In the world of diabetes mellitus, Latent Autoimmune Diabetes in Adults (LADA) is a unique problem because it combines parts of Type 1 and Type 2 diabetes into a complicated bodily tapestry. There is a connection between LADA and Type 1 diabetes in that both are caused by the immune system attacking pancreatic beta cells.

However, LADA develops much more slowly than Type 1 diabetes. This slow development is different from Type 1 diabetes, which has a sudden onset. It shows up as a long road to overt hyperglycemia and a clinical diagnosis. Unlike Type 1 diabetes, which usually affects young people, LADA mostly affects people over the age of 30. It brings them into the world of autoimmune metabolic discordance in a way that hides how serious it is.

Maturity-Onset Diabetes of the Young (MODY)

This is caused by a genetic mutation that you acquire and that changes how your body makes and uses insulin. There are more than 10 kinds of MODY right now. Up to 5 percent of people with diabetes have it, and it often runs in families.

Neonatal Diabetes

This is an uncommon type of diabetes that shows up in babies in their first six months of life. One-gene diabetes is another name for it. About half of babies born with neonatal diabetes have the type that lasts a lifetime, which is called permanent newborn diabetes mellitus. For the other half, the disease goes away after a few months, but it can come back later in life. Transient newborn diabetes mellitus is the name for this.

Brittle Diabetes

This is a type of Type 1 diabetes called “brittle diabetes.” People with this type of diabetes have frequent and serious episodes of high and low blood sugar. People who are unstable often end up in the hospital. In very few cases, a pancreas donation may be needed to treat brittle diabetes for good.

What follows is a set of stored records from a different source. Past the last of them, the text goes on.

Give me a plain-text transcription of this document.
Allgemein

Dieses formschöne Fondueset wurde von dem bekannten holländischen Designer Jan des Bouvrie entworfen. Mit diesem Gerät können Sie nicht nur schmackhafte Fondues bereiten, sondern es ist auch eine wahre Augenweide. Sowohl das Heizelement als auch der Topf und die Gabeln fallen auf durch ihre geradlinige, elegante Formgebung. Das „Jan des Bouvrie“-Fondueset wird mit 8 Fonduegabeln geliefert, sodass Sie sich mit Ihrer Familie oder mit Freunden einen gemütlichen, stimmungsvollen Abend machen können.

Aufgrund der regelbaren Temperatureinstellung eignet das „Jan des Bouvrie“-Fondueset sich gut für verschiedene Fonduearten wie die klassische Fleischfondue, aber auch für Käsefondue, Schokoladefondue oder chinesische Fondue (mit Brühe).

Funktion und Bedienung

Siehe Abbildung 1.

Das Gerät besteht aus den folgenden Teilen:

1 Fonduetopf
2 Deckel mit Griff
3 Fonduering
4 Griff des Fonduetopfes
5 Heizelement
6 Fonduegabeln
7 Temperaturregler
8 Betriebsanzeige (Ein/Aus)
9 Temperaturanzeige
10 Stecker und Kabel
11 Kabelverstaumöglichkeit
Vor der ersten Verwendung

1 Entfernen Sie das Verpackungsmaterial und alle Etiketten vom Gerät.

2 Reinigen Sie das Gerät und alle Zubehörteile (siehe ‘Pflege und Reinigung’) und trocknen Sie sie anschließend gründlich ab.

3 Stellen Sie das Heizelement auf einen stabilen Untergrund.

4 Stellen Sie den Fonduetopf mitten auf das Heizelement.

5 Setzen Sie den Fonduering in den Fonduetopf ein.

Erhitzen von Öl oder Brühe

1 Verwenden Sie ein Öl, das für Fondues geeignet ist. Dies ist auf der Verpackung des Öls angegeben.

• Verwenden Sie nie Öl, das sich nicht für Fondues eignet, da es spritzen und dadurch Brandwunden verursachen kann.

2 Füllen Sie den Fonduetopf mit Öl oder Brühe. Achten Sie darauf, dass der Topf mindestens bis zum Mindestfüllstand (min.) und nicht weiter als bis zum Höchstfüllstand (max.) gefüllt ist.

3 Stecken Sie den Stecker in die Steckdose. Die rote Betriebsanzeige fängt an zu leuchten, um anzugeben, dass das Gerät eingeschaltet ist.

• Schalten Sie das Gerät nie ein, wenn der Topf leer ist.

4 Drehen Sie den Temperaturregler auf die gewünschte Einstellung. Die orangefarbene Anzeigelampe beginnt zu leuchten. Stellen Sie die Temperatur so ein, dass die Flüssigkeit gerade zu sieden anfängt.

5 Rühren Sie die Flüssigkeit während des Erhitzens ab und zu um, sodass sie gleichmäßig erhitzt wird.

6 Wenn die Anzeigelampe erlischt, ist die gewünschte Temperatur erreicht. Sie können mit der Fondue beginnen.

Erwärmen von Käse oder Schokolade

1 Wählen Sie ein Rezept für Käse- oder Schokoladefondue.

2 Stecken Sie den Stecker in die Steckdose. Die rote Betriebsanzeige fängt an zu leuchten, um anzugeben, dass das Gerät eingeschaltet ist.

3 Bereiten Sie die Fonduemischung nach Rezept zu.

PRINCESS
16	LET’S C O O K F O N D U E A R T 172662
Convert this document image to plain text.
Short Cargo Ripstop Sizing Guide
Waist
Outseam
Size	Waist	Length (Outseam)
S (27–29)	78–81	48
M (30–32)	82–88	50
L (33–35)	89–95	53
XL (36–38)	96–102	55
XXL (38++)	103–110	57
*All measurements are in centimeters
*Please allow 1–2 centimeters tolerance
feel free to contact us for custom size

Disclaimer:  Please note that Discoverybody has taken great care to ensure that all information provided is comprehensive and up-to-date. However, you should not use this article as a substitute for the expertise that a licensed healthcare professional can offer. It’s always a good idea to talk to your doctor before taking any medication.

Sources Expanded:

  • National Diabetes Statistics Report  | Diabetes | CDC. (n.d.).
  • Professional, C. C. M. (n.d.). Diabetes. Cleveland Clinic.
  • Professional, C. C. M. (n.d.). Gestational Diabetes. Cleveland Clinic.
  • Symptoms & Causes of Diabetes. (2023, February 28). National Institute of Diabetes and Digestive and Kidney Diseases.
  • Risk Factors for Type 2 Diabetes. (2023, October 10). National Institute of Diabetes and Digestive and Kidney Diseases.
  • Diabetes – Symptoms and causes – Mayo Clinic. (2024, March 27). Mayo Clinic.
  • Pietrangelo, A. (2024, January 18). What Are the Different Types of Diabetes? Healthline.